Schon fast seit es die Premier League gibt, ist Raphael Honigstein in England. Er hat die glorreichen Zeiten von Arsenal London miterlebt, die Zeiten von Dennis Bergkamp und Thierry Henry, von Robert Pires und Patrick Vieira, und darüber geschrieben. Für den «Guardian», die «Süddeutsche Zeitung» und den «Spiegel». 2017 erschien seine Biografie über Liverpool-Trainer Jürgen Klopp. Heute schreibt der 46-Jährige für das Magazin «The Athletic».
Natürlich war in den letzten Stunden und Tagen auch Granit Xhaka Thema bei Honigstein. Der Schweizer Captain wurde beim letzten Arsenal-Heimspiel ausgebuht und reagierte mit eindeutigen Gesten, das Band zwischen Fans und Spieler scheint zerschnitten. Für Honigstein liegt die Schuld aber nicht nur beim Schweizer, vielmehr liege es am Trainer, der ohne System spielt, und an den Fans, deren Ansprüche und die Realität weit auseinanderklaffen. Das erklärt er im Interview.

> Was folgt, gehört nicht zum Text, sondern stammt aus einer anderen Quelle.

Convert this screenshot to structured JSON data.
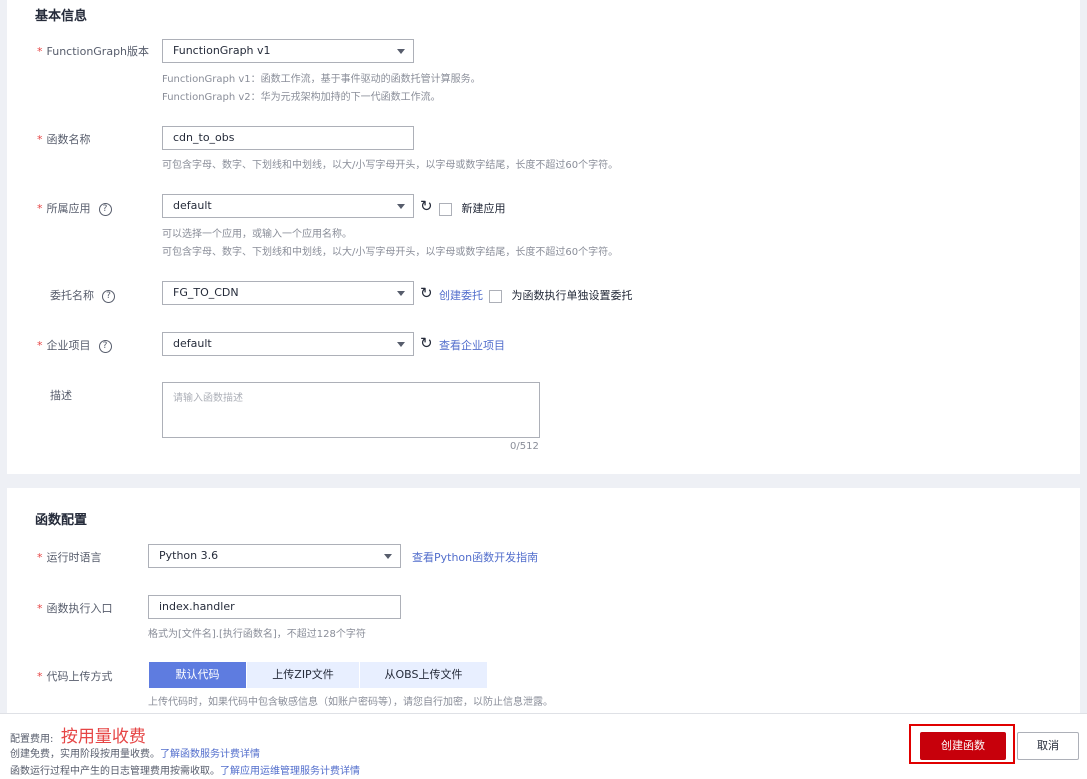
{
  "basic": {
    "title": "基本信息",
    "version": {
      "label": "FunctionGraph版本",
      "value": "FunctionGraph v1",
      "hint1": "FunctionGraph v1：函数工作流，基于事件驱动的函数托管计算服务。",
      "hint2": "FunctionGraph v2：华为元戎架构加持的下一代函数工作流。"
    },
    "name": {
      "label": "函数名称",
      "value": "cdn_to_obs",
      "hint": "可包含字母、数字、下划线和中划线，以大/小写字母开头，以字母或数字结尾，长度不超过60个字符。"
    },
    "app": {
      "label": "所属应用",
      "value": "default",
      "new_app": "新建应用",
      "hint1": "可以选择一个应用，或输入一个应用名称。",
      "hint2": "可包含字母、数字、下划线和中划线，以大/小写字母开头，以字母或数字结尾，长度不超过60个字符。"
    },
    "agency": {
      "label": "委托名称",
      "value": "FG_TO_CDN",
      "create_link": "创建委托",
      "separate": "为函数执行单独设置委托"
    },
    "project": {
      "label": "企业项目",
      "value": "default",
      "view_link": "查看企业项目"
    },
    "desc": {
      "label": "描述",
      "placeholder": "请输入函数描述",
      "counter": "0/512"
    }
  },
  "config": {
    "title": "函数配置",
    "runtime": {
      "label": "运行时语言",
      "value": "Python 3.6",
      "guide_link": "查看Python函数开发指南"
    },
    "handler": {
      "label": "函数执行入口",
      "value": "index.handler",
      "hint": "格式为[文件名].[执行函数名]，不超过128个字符"
    },
    "upload": {
      "label": "代码上传方式",
      "tabs": [
        "默认代码",
        "上传ZIP文件",
        "从OBS上传文件"
      ],
      "hint": "上传代码时，如果代码中包含敏感信息（如账户密码等），请您自行加密，以防止信息泄露。"
    }
  },
  "footer": {
    "fee_label": "配置费用:",
    "fee_value": "按用量收费",
    "line1_text": "创建免费，实用阶段按用量收费。",
    "line1_link": "了解函数服务计费详情",
    "line2_text": "函数运行过程中产生的日志管理费用按需收取。",
    "line2_link": "了解应用运维管理服务计费详情",
    "create_btn": "创建函数",
    "cancel_btn": "取消"
  },
  "colors": {
    "primary": "#c7000b",
    "link": "#526ecc",
    "required": "#e64545",
    "tab_active": "#5e7ce0",
    "tab_inactive": "#e8efff"
  }
}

Wie würden Sie Granit Xhakas bisherige Zeit bei Arsenal zusammenfassen?
Raphael Honigstein: Xhaka kam von einem sehr detailbewussten Trainer (Lucien Favre, Anm. d. Red.) zu Arsène Wenger, der einfach alles laufen liess. Wengers Masche ist: Der Spieler muss sich selber zurechtfinden, was in Xhakas Position unheimlich schwer ist. Xhaka ist da ein bisschen verloren gegangen, ohne eigene Schuld. Das Problem beim jetzigen Trainer Unai Emery ist ähnlich. Man weiss nicht genau, was diese Mannschaft spielen soll. Die Mannschaft versteht den Trainer nicht immer. Xhaka hat daran nicht unbedingt Schuld.
Wie wurde die Captainwahl aufgenommen in England? «The Sun» schrieb, dass Xhaka der schlechteste Arsenal-Captain aller Zeiten sei.

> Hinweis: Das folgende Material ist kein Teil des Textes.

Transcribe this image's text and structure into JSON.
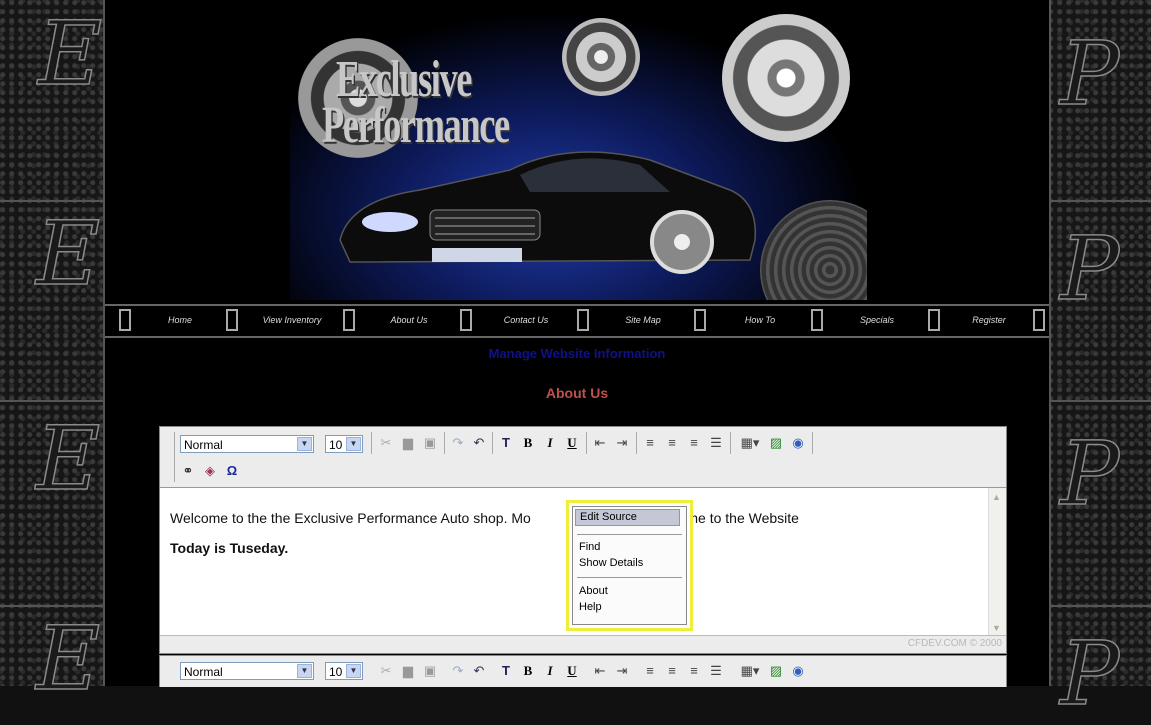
{
  "banner": {
    "logo_line1": "Exclusive",
    "logo_line2": "Performance"
  },
  "side": {
    "letters": [
      "E",
      "P"
    ]
  },
  "nav": {
    "items": [
      "Home",
      "View Inventory",
      "About Us",
      "Contact Us",
      "Site Map",
      "How To",
      "Specials",
      "Register"
    ]
  },
  "page": {
    "manage_title": "Manage Website Information",
    "section_title": "About Us"
  },
  "editor": {
    "format_select": "Normal",
    "size_select": "10",
    "content_line1": "Welcome to the the Exclusive Performance Auto shop. Mo",
    "content_line1_tail": "r. Any Welcome to the Website",
    "content_line2": "Today is Tuseday.",
    "footer_text": "CFDEV.COM © 2000",
    "icons": [
      "cut-icon",
      "copy-icon",
      "paste-icon",
      "redo-icon",
      "undo-icon",
      "text-color-icon",
      "bold-icon",
      "italic-icon",
      "underline-icon",
      "outdent-icon",
      "indent-icon",
      "align-left-icon",
      "align-center-icon",
      "align-right-icon",
      "bullet-list-icon",
      "table-icon",
      "image-icon",
      "link-icon",
      "find-icon",
      "spellcheck-icon",
      "special-char-icon"
    ]
  },
  "context_menu": {
    "items": [
      "Edit Source",
      "Find",
      "Show Details",
      "About",
      "Help"
    ]
  },
  "colors": {
    "manage_title": "#10108a",
    "section_title": "#c0504d",
    "highlight": "#f0ee3a"
  }
}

Man sollte sich nicht daran orientieren, was die «Sun» schreibt. Trainer Emery hat lange gebraucht, um die Captainfrage zu klären, die Mannschaft hat Xhaka gewählt. Er scheint einen guten Einfluss zu haben in der Kabine. Auch ich fand ihn immer sehr zugänglich und angenehm, ich hatte das Gefühl, dass er sich Gedanken macht und bei der Mannschaft beliebt ist. Das Problem ist, dass Emery bewiesen hat, dass ihm das Konzept fehlt. Er hat das einfach auf die Mannschaft weitergeleitet und brauchte bis Oktober. Die Wahl sagt eigentlich mehr über Emery aus als über Xhaka.
Ist Granit Xhaka der richtige Captain für diesen Club?
In der Mannschaft gibt es nicht viele Leute, die dafür infrage kommen. Ich verstehe, warum er da reinpasst. Er verbindet verschiedene Kulturen aufgrund seines Backgrounds, mir würde da kein Besserer einfallen. Im Endeffekt ist das aber auch nicht so wichtig. Das Problem ist nicht, dass er die Binde trägt, die Buhrufe kommen nicht deswegen. Es gibt immer noch diesen unausgesprochenen Vergleich mit früheren Weltklassespielern. Man wirft den Spielern etwas vor, woran sie nicht schuld sind. Bei United gibt es eine ähnliche Dynamik: Die Leute wissen nicht, was sie mit Pogba anfangen sollen. Damit kommen sie nicht klar. Wenn man 100'000 Arsenal-Fans fragen würde, wer Schuld hat, würde Granit vielleicht auf Platz 5 landen. Zuerst käme Emery, dann die Vereinsführung, danach vielleicht die Abwehr mit Sokratis und David Luiz.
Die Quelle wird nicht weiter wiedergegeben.